Iterables and iterators are everywhere in Python. We usually aren’t aware of the iterators because the syntax of python hides them from us. Almost every time we manipulate a sequence type (strings, lists, tuples, sets, arrays, etc.), we’re using an iterator behind the scenes.
An iterable represents a sequence of values each of which is returned one at a time when the corresponding iterator is invoked.
>>> import sys; sys.version '3.7.9 (default, Aug 31 2020, 17:10:11) [MSC v.1916 64 bit (AMD64)]'
This article explains the iterator protocol to deepen understanding of the basics and presents some of the most useful tools in the
itertools module which can be helpful when the basics aren’t enough to get the job done. Also, we’ll examine why iterators can be much more efficient than standard containers.
What are iterables and iterators?
[1, 2, 3] is an iterable. We can get its elements one at a time using the for-in construct.
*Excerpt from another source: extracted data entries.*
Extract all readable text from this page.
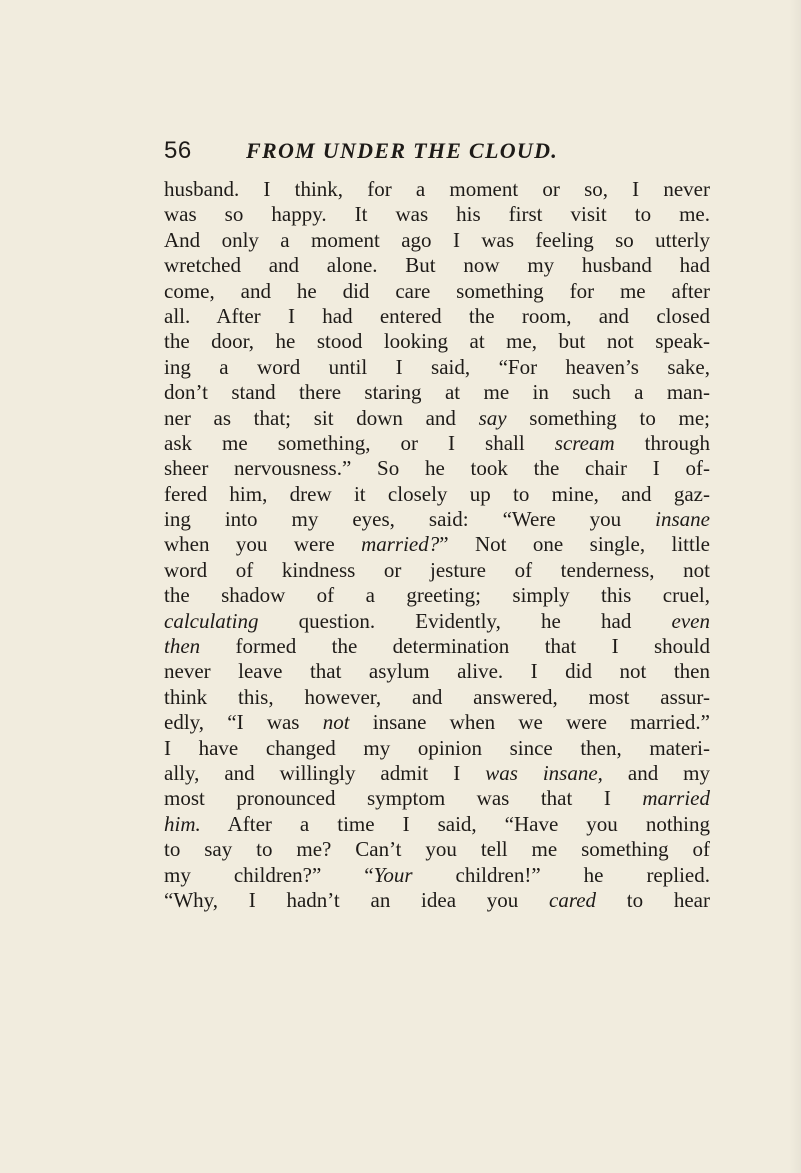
56 FROM UNDER THE CLOUD.
husband. I think, for a moment or so, I never
was so happy. It was his first visit to me.
And only a moment ago I was feeling so utterly
wretched and alone. But now my husband had
come, and he did care something for me after
all. After I had entered the room, and closed
the door, he stood looking at me, but not speak-
ing a word until I said, “For heaven’s sake,
don’t stand there staring at me in such a man-
ner as that; sit down and say something to me;
ask me something, or I shall scream through
sheer nervousness.” So he took the chair I of-
fered him, drew it closely up to mine, and gaz-
ing into my eyes, said: “Were you insane
when you were married?” Not one single, little
word of kindness or jesture of tenderness, not
the shadow of a greeting; simply this cruel,
calculating question. Evidently, he had even
then formed the determination that I should
never leave that asylum alive. I did not then
think this, however, and answered, most assur-
edly, “I was not insane when we were married.”
I have changed my opinion since then, materi-
ally, and willingly admit I was insane, and my
most pronounced symptom was that I married
him. After a time I said, “Have you nothing
to say to me? Can’t you tell me something of
my children?” “Your children!” he replied.
“Why, I hadn’t an idea you cared to hear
l = list([1, 2, 3]) for i in l: print(i)
1 2 3
Now let’s expose what’s going on inside. First, let’s look at the methods that l provides (the dir function lists the methods of an object).
>>> dir(l) ['__add__', '__class__', '__contains__', '__delattr__', '__delitem__', '__dir__', '__doc__', '__eq__', '__format__', '__ge__', '__getattribute__', '__getitem__', '__gt__', '__hash__', '__iadd__', '__imul__', '__init__', '__init_subclass__', '__iter__', '__le__', '__len__', '__lt__', '__mul__', '__ne__', '__new__', '__reduce__', '__reduce_ex__', '__repr__', '__reversed__', '__rmul__', '__setattr__', '__setitem__', '__sizeof__', '__str__', '__subclasshook__', 'append', 'clear', 'copy', 'count', 'extend', 'index', 'insert', 'pop', 'remove', 'reverse', 'sort']
The significant method for our current purposes is
__iter__. This is what makes l an interable. The
__iter__ returns an iterator. Let’s get our hands on an iterator and explore it.
>>> l.__iter__() <list_iterator at 0x2b0659d6088> >>> type(l.__iter__()) list_iterator
Another way to get at the iterator for an iterable is the
iter function. As you can see, it is just a more succinct way to retrieve the iterator.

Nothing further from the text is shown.